Actually, the answer is – Interest on Corporate loans is Tax-deductible expenses!
Business loans don’t dramatically alter what the other one owes in taxes. Pursuant to the 1961 Income Tax Act, having money through loans is like not earning money for the company. The interest paid on a commercial loan is also called tax-deductible, while the principal sum is not tax-deductible. Yet, then you have to obey certain laws.
How To Take Advantages of Business Loan?
Financing for the company serves as a fuel that helps them to be alive and functional. Business loans are those investment funds designed to meet a business’s funding needs. From meeting the requirements for working capital to buying inventory and from paying the staff to paying rent for the workspace or factory space a business loan has the potential to help you with all these. So, it’s not likely to be incorrect if we suggest a business loan plays a vital role in the growth of the company. Taking up a business loan India offers the borrowers several benefits
- You can use a business loan to serve multiple business purposes.
- Business loans are easily accessible and come with flexible repayment terms which make borrowers’ loan repayment more convenient.
- The government has launched several loan schemes to support small and medium-sized enterprises that have very flexible terms and conditions and off course pocket-friendly borrowing costs.
- Interest paid on business loans is tax-deductible because it is considered an expense for companies. The reduction of interest rates lightens the tax burden on the borrower.
Tax benefits under the Business Loan which can be used?
www.carajput.com; Tax Benefits on Business LoanThe interest rate on business loans varies from lender to lender, where it is classified as a cost owing to the use of loan funding to fulfill business purposes.
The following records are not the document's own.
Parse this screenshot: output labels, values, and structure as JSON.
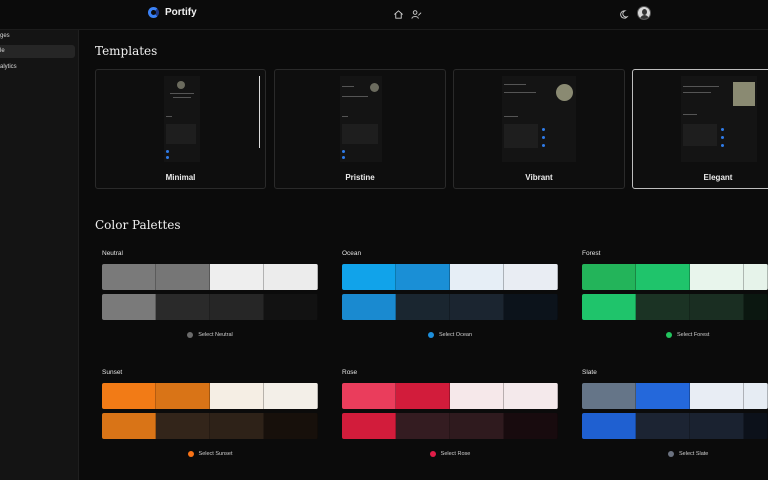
{
  "app": {
    "name": "Portify"
  },
  "sidebar": {
    "items": [
      {
        "label": "ges"
      },
      {
        "label": "le"
      },
      {
        "label": "alytics"
      }
    ]
  },
  "templates": {
    "title": "Templates",
    "items": [
      {
        "label": "Minimal"
      },
      {
        "label": "Pristine"
      },
      {
        "label": "Vibrant"
      },
      {
        "label": "Elegant"
      }
    ],
    "selected": "Elegant"
  },
  "palettes": {
    "title": "Color Palettes",
    "items": [
      {
        "name": "Neutral",
        "select_label": "Select Neutral",
        "dot": "#6b6b6b",
        "row1": [
          "#7a7a7a",
          "#767676",
          "#eeeeee",
          "#ececec"
        ],
        "row2": [
          "#7a7a7a",
          "#2a2a2a",
          "#262626",
          "#121212"
        ]
      },
      {
        "name": "Ocean",
        "select_label": "Select Ocean",
        "dot": "#1d8fdc",
        "row1": [
          "#11a3ea",
          "#1a8fd6",
          "#e6eef6",
          "#e9edf3"
        ],
        "row2": [
          "#1a8ad0",
          "#1a2630",
          "#1b2530",
          "#0c131b"
        ]
      },
      {
        "name": "Forest",
        "select_label": "Select Forest",
        "dot": "#22c55e",
        "row1": [
          "#23b45a",
          "#1fc46b",
          "#e8f5ec",
          "#e6f3ea"
        ],
        "row2": [
          "#1fc46b",
          "#1b3324",
          "#1a2e22",
          "#0b1710"
        ]
      },
      {
        "name": "Sunset",
        "select_label": "Select Sunset",
        "dot": "#f97316",
        "row1": [
          "#f27b16",
          "#d97417",
          "#f5eee4",
          "#f3efe8"
        ],
        "row2": [
          "#d97417",
          "#33251a",
          "#2e2218",
          "#17100b"
        ]
      },
      {
        "name": "Rose",
        "select_label": "Select Rose",
        "dot": "#e11d48",
        "row1": [
          "#ea3d5c",
          "#d21c3b",
          "#f6e8ea",
          "#f4e9eb"
        ],
        "row2": [
          "#d21c3b",
          "#341c21",
          "#2f1a1e",
          "#180b0e"
        ]
      },
      {
        "name": "Slate",
        "select_label": "Select Slate",
        "dot": "#6b7280",
        "row1": [
          "#657588",
          "#2468db",
          "#e8edf4",
          "#e6ecf3"
        ],
        "row2": [
          "#1f60d1",
          "#1c2433",
          "#1a2230",
          "#0c111a"
        ]
      }
    ]
  },
  "icons": {
    "home": "home-icon",
    "user_edit": "user-edit-icon",
    "theme": "moon-icon",
    "avatar": "avatar"
  },
  "colors": {
    "accent": "#3b82f6",
    "bg": "#0b0b0b",
    "sidebar": "#141414"
  }
}
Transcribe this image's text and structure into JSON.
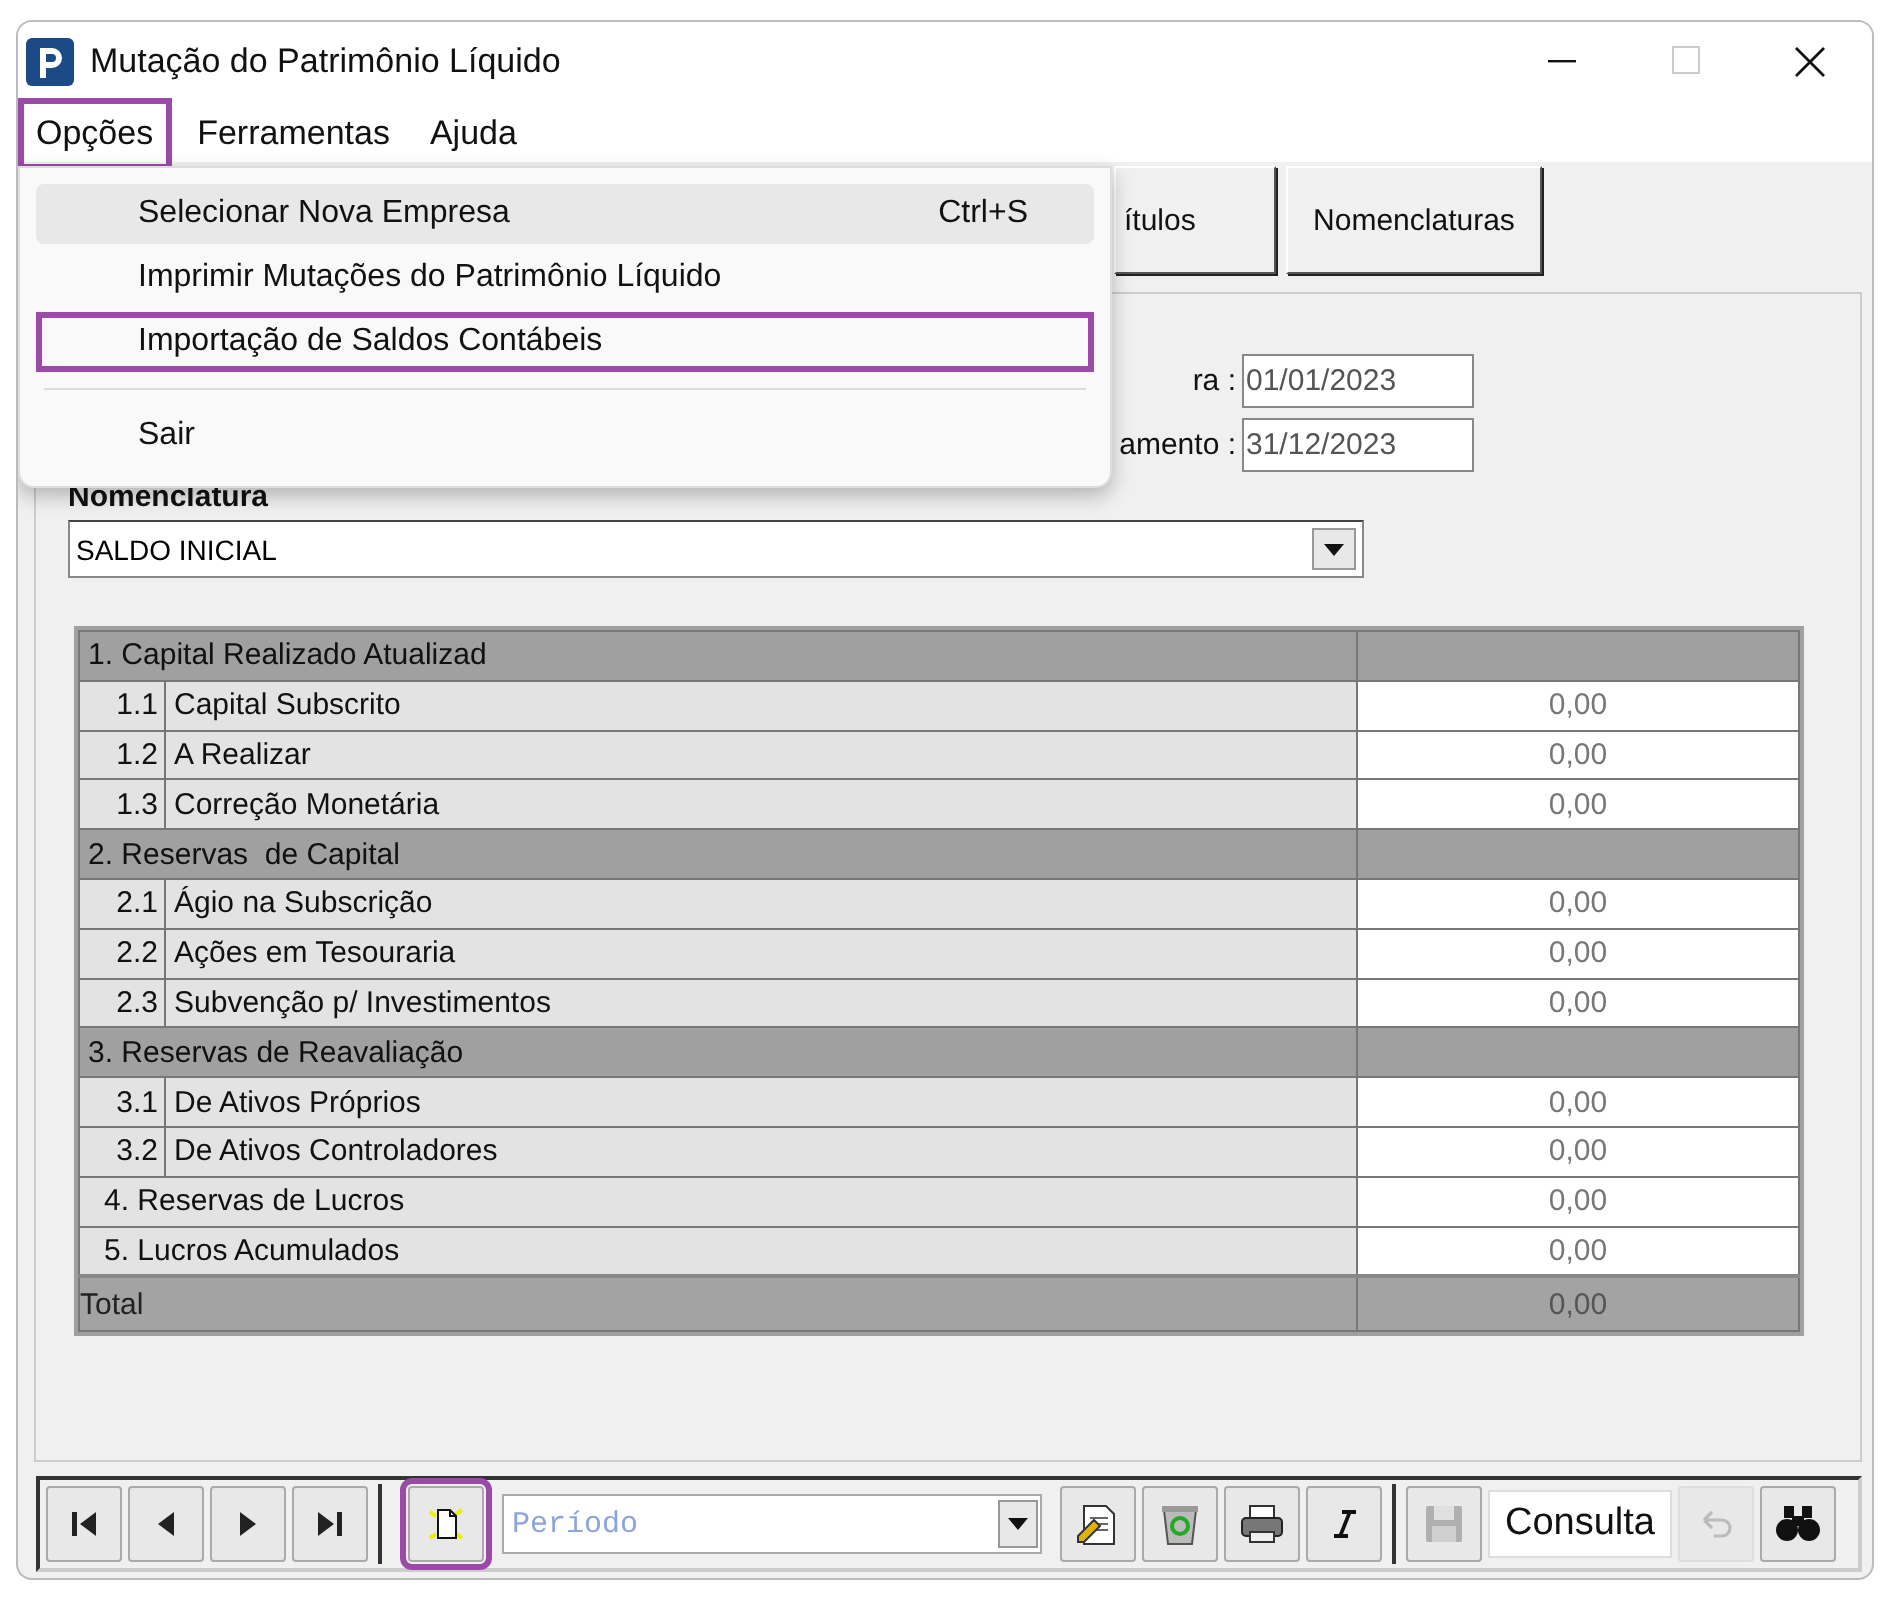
{
  "window": {
    "title": "Mutação do Patrimônio Líquido",
    "maximize_disabled": true
  },
  "menubar": [
    {
      "label": "Opções",
      "marked": true
    },
    {
      "label": "Ferramentas",
      "marked": false
    },
    {
      "label": "Ajuda",
      "marked": false
    }
  ],
  "dropdown": [
    {
      "kind": "item",
      "label": "Selecionar Nova Empresa",
      "shortcut": "Ctrl+S",
      "hovered": true,
      "marked": false
    },
    {
      "kind": "item",
      "label": "Imprimir Mutações do Patrimônio Líquido",
      "hovered": false,
      "marked": false
    },
    {
      "kind": "item",
      "label": "Importação de Saldos Contábeis",
      "hovered": false,
      "marked": true
    },
    {
      "kind": "separator"
    },
    {
      "kind": "item",
      "label": "Sair",
      "hovered": false,
      "marked": false
    }
  ],
  "top_buttons": [
    {
      "label": "ítulos"
    },
    {
      "label": "Nomenclaturas"
    }
  ],
  "dates": [
    {
      "label": "ra :",
      "value": "01/01/2023"
    },
    {
      "label": "amento :",
      "value": "31/12/2023"
    }
  ],
  "nomenclatura": {
    "label": "Nomenclatura",
    "value": "SALDO INICIAL"
  },
  "table": {
    "rows": [
      {
        "kind": "section",
        "label": "1. Capital Realizado Atualizad"
      },
      {
        "kind": "item",
        "number": "1.1",
        "label": "Capital Subscrito",
        "value": "0,00"
      },
      {
        "kind": "item",
        "number": "1.2",
        "label": "A Realizar",
        "value": "0,00"
      },
      {
        "kind": "item",
        "number": "1.3",
        "label": "Correção Monetária",
        "value": "0,00"
      },
      {
        "kind": "section",
        "label": "2. Reservas  de Capital"
      },
      {
        "kind": "item",
        "number": "2.1",
        "label": "Ágio na Subscrição",
        "value": "0,00"
      },
      {
        "kind": "item",
        "number": "2.2",
        "label": "Ações em Tesouraria",
        "value": "0,00"
      },
      {
        "kind": "item",
        "number": "2.3",
        "label": "Subvenção p/ Investimentos",
        "value": "0,00"
      },
      {
        "kind": "section",
        "label": "3. Reservas de Reavaliação"
      },
      {
        "kind": "item",
        "number": "3.1",
        "label": "De Ativos Próprios",
        "value": "0,00"
      },
      {
        "kind": "item",
        "number": "3.2",
        "label": "De Ativos Controladores",
        "value": "0,00"
      },
      {
        "kind": "plain",
        "label": "4. Reservas de Lucros",
        "value": "0,00"
      },
      {
        "kind": "plain",
        "label": "5. Lucros Acumulados",
        "value": "0,00"
      },
      {
        "kind": "total",
        "label": "Total",
        "value": "0,00"
      }
    ]
  },
  "toolbar": {
    "new_marked": true,
    "period": {
      "placeholder": "Período"
    },
    "save_disabled": true,
    "mode": "Consulta",
    "undo_disabled": true
  }
}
Hence the element of interest paid in the loan repayment is claimed as a tax-deductible cost.
The interest payable is deducted from the gross income when calculating income tax on your company. Make sure you keep correct records of your business loan so that you can have proof if the income tax department requests for it.
In the case of company debt principal which is not tax-deductible
The principal balance on a corporate loan is not tax-deductible. And you are not permitted to subtract the number from your gross business income when calculating taxes.
The fact of the matter, however, is that your company is not really getting the principal amount. The cash is borrowed by a third party and is due to be repaid. And it can’t be counted as your revenue from the company.
What does it mean you can not include the balance of the business loan in your gross revenue? And you don’t have to pay income tax on this sum nor should you deduct it from your taxable profits.
In today’s world, getting a business loan has become fairly straightforward; this has become possible with the introduction of advanced banking technology. The loan is readily available and will help you grow your business and hit new heights. However, the crucial part that can not be discounted with any of these advantages is that it’s a loan that has to be repaid over time.